The gist of the claim—brought as a ‘private law’ claim by a one public entity against another—was that the plaintiff Surrey CC paid for the care of a young man for some years when it was obliged by law to do so but when the defendant (or its predecessor) was primarily obliged to do so. The defendant had refused to assess whether the young man was eligible for NHS care in 2008 and 2010, leaving the plaintiff statutorily responsible, but the court held that had the defendant acted lawfully, it was ‘highly likely’ that it would have concluded that he was so eligible.

The defendant defended by saying that the claim should have been brought as one for judicial review of those decisions, and also by saying that it had changed its position. Both arguments were rejected, with a holding that it was open to the plaintiff to sue in private law, and that while change of position was available in principle, there was no evidence to support it.

Fans of the three-part test will like the reasoning.

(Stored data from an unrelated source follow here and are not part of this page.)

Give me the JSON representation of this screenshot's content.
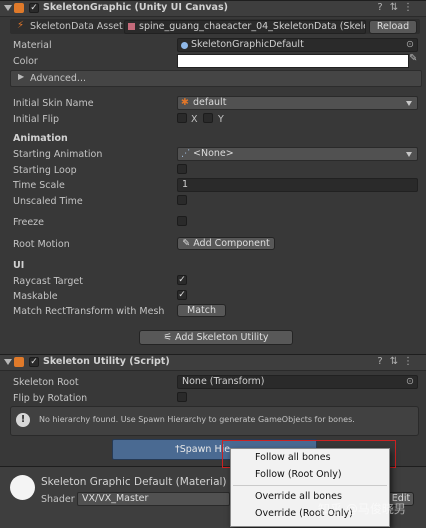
{
  "skeleton_graphic": {
    "title": "SkeletonGraphic (Unity UI Canvas)",
    "skeleton_data_label": "SkeletonData Asset",
    "skeleton_data_value": "spine_guang_chaeacter_04_SkeletonData (Skelet",
    "reload_label": "Reload",
    "material_label": "Material",
    "material_value": "SkeletonGraphicDefault",
    "color_label": "Color",
    "advanced_label": "Advanced...",
    "initial_skin_label": "Initial Skin Name",
    "initial_skin_value": "default",
    "initial_flip_label": "Initial Flip",
    "flip_x": "X",
    "flip_y": "Y",
    "animation_section": "Animation",
    "starting_animation_label": "Starting Animation",
    "starting_animation_value": "<None>",
    "starting_loop_label": "Starting Loop",
    "time_scale_label": "Time Scale",
    "time_scale_value": "1",
    "unscaled_time_label": "Unscaled Time",
    "freeze_label": "Freeze",
    "root_motion_label": "Root Motion",
    "add_component_label": "Add Component",
    "ui_section": "UI",
    "raycast_target_label": "Raycast Target",
    "maskable_label": "Maskable",
    "match_rect_label": "Match RectTransform with Mesh",
    "match_button_label": "Match",
    "add_skeleton_utility_label": "Add Skeleton Utility"
  },
  "skeleton_utility": {
    "title": "Skeleton Utility (Script)",
    "skeleton_root_label": "Skeleton Root",
    "skeleton_root_value": "None (Transform)",
    "flip_by_rotation_label": "Flip by Rotation",
    "info_message": "No hierarchy found. Use Spawn Hierarchy to generate GameObjects for bones.",
    "spawn_button_label": "†Spawn Hie"
  },
  "material_panel": {
    "title": "Skeleton Graphic Default (Material)",
    "shader_label": "Shader",
    "shader_value": "VX/VX_Master",
    "edit_label": "Edit"
  },
  "popup_menu": {
    "items": [
      "Follow all bones",
      "Follow (Root Only)",
      "Override all bones",
      "Override (Root Only)"
    ]
  },
  "watermark": "知乎 @马俊晓男",
  "colors": {
    "background": "#383838",
    "header": "#3e3e3e",
    "field": "#2a2a2a",
    "highlight_box": "#cc2222",
    "spawn_button": "#4a6a92"
  }
}
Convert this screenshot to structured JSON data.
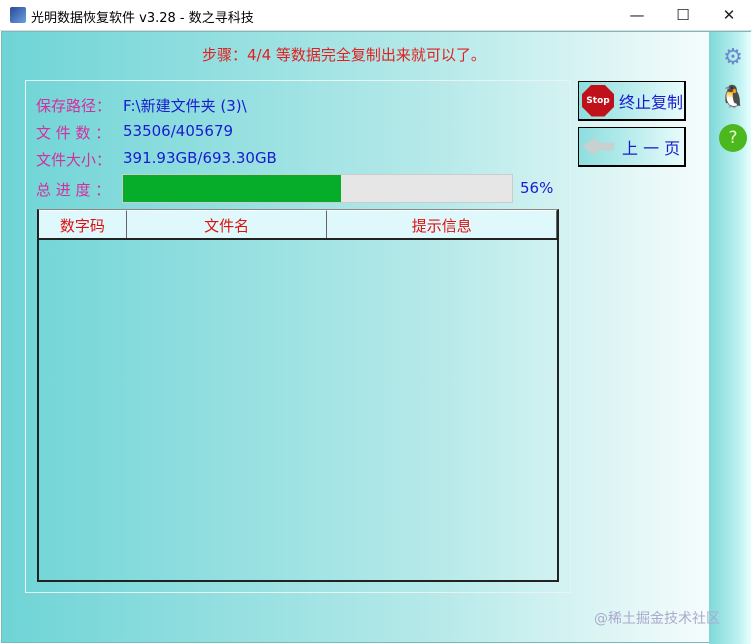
{
  "window": {
    "title": "光明数据恢复软件 v3.28 - 数之寻科技",
    "minimize": "—",
    "maximize": "☐",
    "close": "✕"
  },
  "step": "步骤：4/4 等数据完全复制出来就可以了。",
  "info": {
    "path_label": "保存路径：",
    "path_value": "F:\\新建文件夹 (3)\\",
    "count_label": "文 件 数 ：",
    "count_value": "53506/405679",
    "size_label": "文件大小：",
    "size_value": "391.93GB/693.30GB",
    "progress_label": "总 进 度 ：",
    "progress_percent": 56,
    "progress_text": "56%"
  },
  "table": {
    "columns": [
      "数字码",
      "文件名",
      "提示信息"
    ],
    "rows": []
  },
  "buttons": {
    "stop": "终止复制",
    "stop_icon_text": "Stop",
    "back": "上 一 页"
  },
  "watermark": "@稀土掘金技术社区"
}
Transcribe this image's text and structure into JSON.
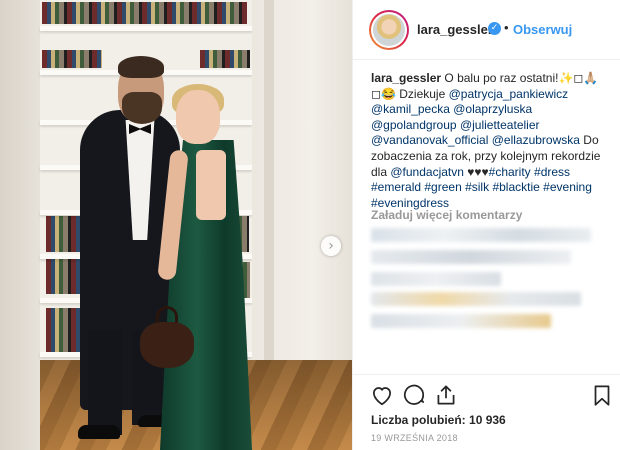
{
  "post": {
    "username": "lara_gessler",
    "follow_label": "Obserwuj",
    "separator": "•",
    "caption_parts": [
      {
        "type": "user",
        "text": "lara_gessler"
      },
      {
        "type": "text",
        "text": " O balu po raz ostatni!✨◻🙏🏼 ◻😂 Dziekuje "
      },
      {
        "type": "tag",
        "text": "@patrycja_pankiewicz"
      },
      {
        "type": "text",
        "text": " "
      },
      {
        "type": "tag",
        "text": "@kamil_pecka"
      },
      {
        "type": "text",
        "text": " "
      },
      {
        "type": "tag",
        "text": "@olaprzyluska"
      },
      {
        "type": "text",
        "text": " "
      },
      {
        "type": "tag",
        "text": "@gpolandgroup"
      },
      {
        "type": "text",
        "text": " "
      },
      {
        "type": "tag",
        "text": "@julietteatelier"
      },
      {
        "type": "text",
        "text": " "
      },
      {
        "type": "tag",
        "text": "@vandanovak_official"
      },
      {
        "type": "text",
        "text": " "
      },
      {
        "type": "tag",
        "text": "@ellazubrowska"
      },
      {
        "type": "text",
        "text": " Do zobaczenia za rok, przy kolejnym rekordzie dla "
      },
      {
        "type": "tag",
        "text": "@fundacjatvn"
      },
      {
        "type": "text",
        "text": " ♥♥♥"
      },
      {
        "type": "tag",
        "text": "#charity"
      },
      {
        "type": "text",
        "text": " "
      },
      {
        "type": "tag",
        "text": "#dress"
      },
      {
        "type": "text",
        "text": " "
      },
      {
        "type": "tag",
        "text": "#emerald"
      },
      {
        "type": "text",
        "text": " "
      },
      {
        "type": "tag",
        "text": "#green"
      },
      {
        "type": "text",
        "text": " "
      },
      {
        "type": "tag",
        "text": "#silk"
      },
      {
        "type": "text",
        "text": " "
      },
      {
        "type": "tag",
        "text": "#blacktie"
      },
      {
        "type": "text",
        "text": " "
      },
      {
        "type": "tag",
        "text": "#evening"
      },
      {
        "type": "text",
        "text": " "
      },
      {
        "type": "tag",
        "text": "#eveningdress"
      }
    ],
    "load_more_label": "Załaduj więcej komentarzy",
    "likes_label": "Liczba polubień:",
    "likes_count": "10 936",
    "date": "19 WRZEŚNIA 2018",
    "icons": {
      "verified": "verified-badge-icon",
      "like": "heart-icon",
      "comment": "comment-bubble-icon",
      "share": "share-arrow-icon",
      "save": "bookmark-icon",
      "next": "chevron-right-icon"
    },
    "colors": {
      "link": "#003569",
      "follow": "#3897f0",
      "muted": "#999999"
    }
  }
}
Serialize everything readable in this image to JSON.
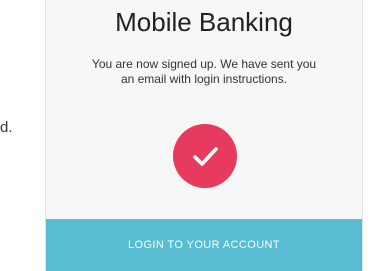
{
  "background": {
    "fragment_text": "d."
  },
  "app": {
    "title": "Mobile Banking"
  },
  "message": {
    "line1": "You are now signed up. We have sent you",
    "line2": "an email with login instructions."
  },
  "success_icon": {
    "name": "checkmark-icon",
    "color": "#e63a5e"
  },
  "login_button": {
    "label": "LOGIN TO YOUR ACCOUNT",
    "color": "#58bcd3"
  }
}
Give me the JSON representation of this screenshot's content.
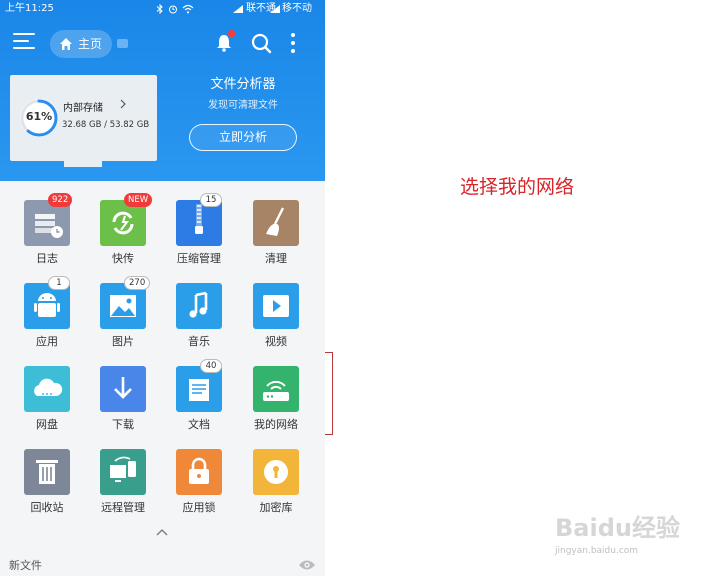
{
  "status_bar": {
    "time": "上午11:25",
    "carrier1": "联不通",
    "carrier2": "移不动"
  },
  "app_bar": {
    "home_label": "主页"
  },
  "storage": {
    "percent_text": "61%",
    "percent_value": 61,
    "title": "内部存储",
    "size": "32.68 GB / 53.82 GB"
  },
  "analyzer": {
    "title": "文件分析器",
    "subtitle": "发现可清理文件",
    "button": "立即分析"
  },
  "tiles": [
    {
      "label": "日志",
      "badge": "922",
      "badge_style": "red",
      "icon": "log-icon",
      "color": "#8d99ae"
    },
    {
      "label": "快传",
      "badge": "NEW",
      "badge_style": "red",
      "icon": "transfer-icon",
      "color": "#6cc04a"
    },
    {
      "label": "压缩管理",
      "badge": "15",
      "badge_style": "white",
      "icon": "zip-icon",
      "color": "#2d7be5"
    },
    {
      "label": "清理",
      "badge": "",
      "badge_style": "",
      "icon": "broom-icon",
      "color": "#a88466"
    },
    {
      "label": "应用",
      "badge": "1",
      "badge_style": "white",
      "icon": "android-icon",
      "color": "#2a9ee8"
    },
    {
      "label": "图片",
      "badge": "270",
      "badge_style": "white",
      "icon": "image-icon",
      "color": "#2a9ee8"
    },
    {
      "label": "音乐",
      "badge": "",
      "badge_style": "",
      "icon": "music-icon",
      "color": "#2a9ee8"
    },
    {
      "label": "视频",
      "badge": "",
      "badge_style": "",
      "icon": "video-icon",
      "color": "#2a9ee8"
    },
    {
      "label": "网盘",
      "badge": "",
      "badge_style": "",
      "icon": "cloud-icon",
      "color": "#3dbdd6"
    },
    {
      "label": "下载",
      "badge": "",
      "badge_style": "",
      "icon": "download-icon",
      "color": "#4a86e8"
    },
    {
      "label": "文档",
      "badge": "40",
      "badge_style": "white",
      "icon": "document-icon",
      "color": "#2a9ee8"
    },
    {
      "label": "我的网络",
      "badge": "",
      "badge_style": "",
      "icon": "router-icon",
      "color": "#33b36b"
    },
    {
      "label": "回收站",
      "badge": "",
      "badge_style": "",
      "icon": "trash-icon",
      "color": "#7d8797"
    },
    {
      "label": "远程管理",
      "badge": "",
      "badge_style": "",
      "icon": "remote-icon",
      "color": "#3a9e8c"
    },
    {
      "label": "应用锁",
      "badge": "",
      "badge_style": "",
      "icon": "lock-icon",
      "color": "#f0883a"
    },
    {
      "label": "加密库",
      "badge": "",
      "badge_style": "",
      "icon": "vault-icon",
      "color": "#f2b53a"
    }
  ],
  "footer": {
    "new_files_label": "新文件"
  },
  "annotation": {
    "text": "选择我的网络"
  },
  "watermark": {
    "logo": "Baidu经验",
    "url": "jingyan.baidu.com"
  },
  "colors": {
    "header_blue": "#1a86e8",
    "annotation_red": "#d8232a",
    "badge_red": "#f13a3a"
  }
}
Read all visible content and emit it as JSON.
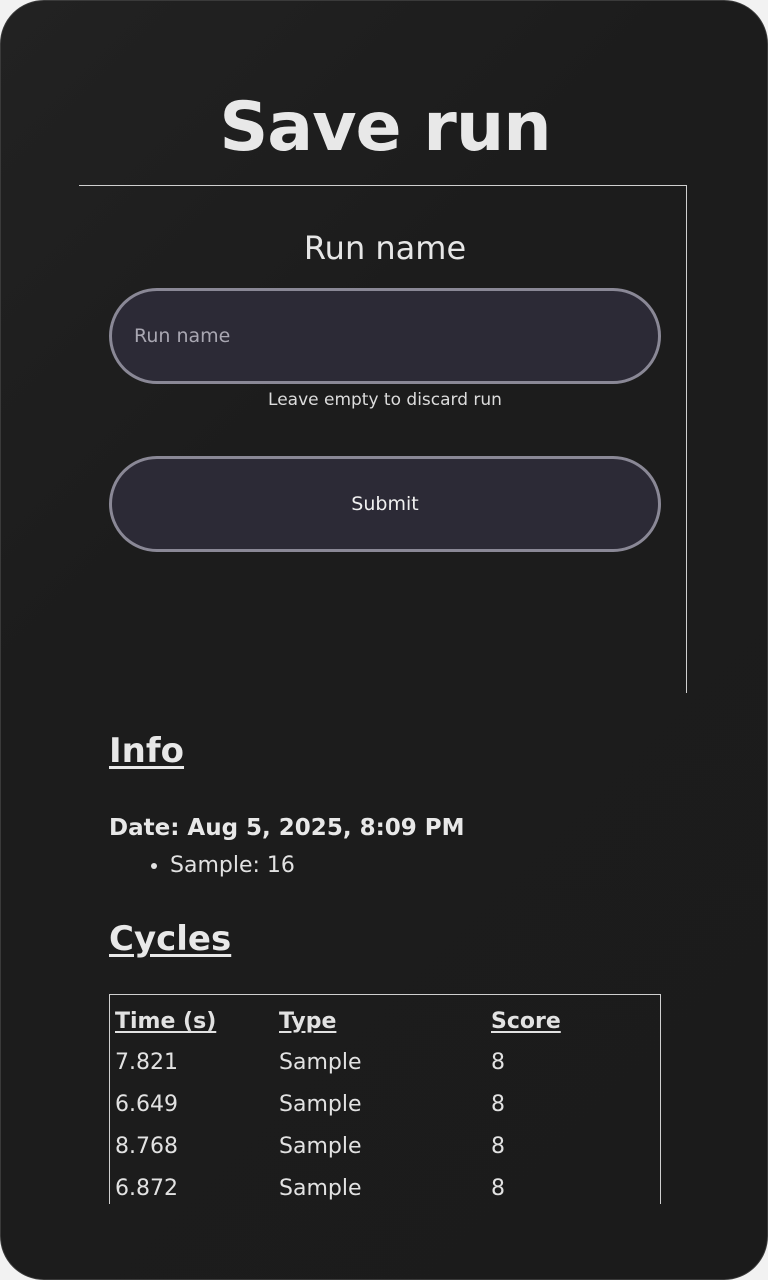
{
  "page": {
    "title": "Save run"
  },
  "form": {
    "field_label": "Run name",
    "input_placeholder": "Run name",
    "input_value": "",
    "hint": "Leave empty to discard run",
    "submit_label": "Submit"
  },
  "info": {
    "heading": "Info",
    "date_line": "Date: Aug 5, 2025, 8:09 PM",
    "items": [
      "Sample: 16"
    ]
  },
  "cycles": {
    "heading": "Cycles",
    "columns": [
      "Time (s)",
      "Type",
      "Score"
    ],
    "rows": [
      [
        "7.821",
        "Sample",
        "8"
      ],
      [
        "6.649",
        "Sample",
        "8"
      ],
      [
        "8.768",
        "Sample",
        "8"
      ],
      [
        "6.872",
        "Sample",
        "8"
      ]
    ]
  },
  "colors": {
    "background": "#1c1c1c",
    "control_fill": "#2c2a36",
    "control_border": "#8a8896",
    "text": "#e6e6e6"
  }
}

Some scholars wish to defend the three-part test while denying (in line with recent UKSC authority) that the three parts are elements of a cause of action—having one’s cake and eating it too, some might say, since if they are not elements of a cause of action, it is unclear why anyone needs to prove them to succeed. This judgment seems to go whole hog for the view that the three parts constitute “the cause of action” in unjust enrichment, and indeed this seems to be the only cause of action that is mentioned.

At the same time, the unjust factor is not clearly identified, and some ‘principles’ (not causes of action?) are discussed. The judge thought that the case did not fit within the Woolwich principle nor within the principle of Auckland Harbour Board v R [1924] AC 318 ([96]-[109]); in the reasoning on change of position, though ([122]-[125]) the implication is that this claim is under Auckland Harbour Board. Either way, it seems a bit strange to characterize it as a private law claim.

Although it was said to be common ground that the claim was ‘novel’ ([93]), the similar Canadian case of Carleton (County of) v. Ottawa (City), [1965] SCR 663 was discussed. Interestingly it is an error to understand that case as solely based on mistake. There was a period during which Carleton paid for the care of someone by mistake when Ottawa should have paid; but part of the claim related to a later period, after the mistake had been discovered. The most obvious explanation of the case, allowing recovery in respect of both periods, is simply that the liability belonged, according to law, primarily with the defendant (and that the plaintiff had not paid officiously), rather like in Brook’s Wharf and lots of other cases. That also explains Surrey CC v NHS Lincolnshire CCG. The judgment at [115] is arguably founded on this rather simpler explanation: the wrong party paid.